3.1. Zoals de Afdeling eerder heeft overwogen (zie uitspraak van 25 februari 2015, ECLI:NL:RVS:2015:574), bestaat geen grond voor het oordeel dat de Afdeling niet onafhankelijk is of niet aan de in artikel 6, eerste lid, van het EVRM vermelde vereisten voldoet. Bij de uitspraak van 25 februari 2015 (ECLI:NL:RVS:2015:586) waarnaar de rechtbank heeft verwezen, de uitspraak van 1 juni 2016 waarnaar hierna in 6.2 wordt verwezen noch bij de behandeling van het onderhavige hoger beroep, zijn leden van de Afdeling betrokken die belast zijn met advisering. Dat [appellante] zich niet kan vinden in de jurisprudentie van de Afdeling in vergelijkbare zaken is onvoldoende om de onpartijdigheid van de Afdeling in twijfel te trekken.
Het betoog faalt.
- Handelingsbekwaamheid Belastingdienst/Toeslagen
4. Ter zitting heeft [appellante] erop gewezen dat de Belastingdienst blijkens een brief van 11 oktober 2016 van de staatssecretaris van Financiën aan de Voorzitter van de Tweede Kamer der Staten-Generaal onder curatele is gesteld. Volgens [appellante] heeft dit tot gevolg dat voor het verrichten van rechtshandelingen door de Belastingdienst/Toeslagen instemming van de curator noodzakelijk is.

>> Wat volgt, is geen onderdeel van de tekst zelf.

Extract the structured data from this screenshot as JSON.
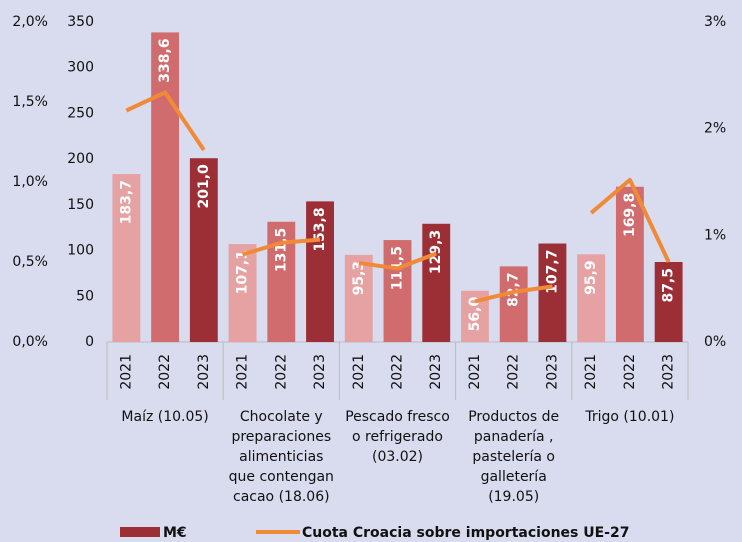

4.1. De Afdeling overweegt dat het verscherpt toezicht door de Inspectie der Rijksfinanciën op artikel 1 Belastingdienst van de begroting van Financiën (IX) dat is ingesteld geen gevolgen heeft voor het optreden van de Belastingdienst/Toeslagen ter zitting in deze procedure. Evenmin raakt dit de besluitvorming waar het in deze procedure om gaat.
Berekeningsjaar 2009
5. [appellante] stelt dat de rechtbank eraan voorbij is gegaan dat zij geen inhoudelijke gronden naar voren heeft kunnen brengen omdat, ondanks haar verzoek daartoe, de Belastingdienst/Toeslagen haar zowel in de herzieningsfase als in de bezwaarfase niet in de gelegenheid heeft gesteld om aanvullende gronden in te dienen.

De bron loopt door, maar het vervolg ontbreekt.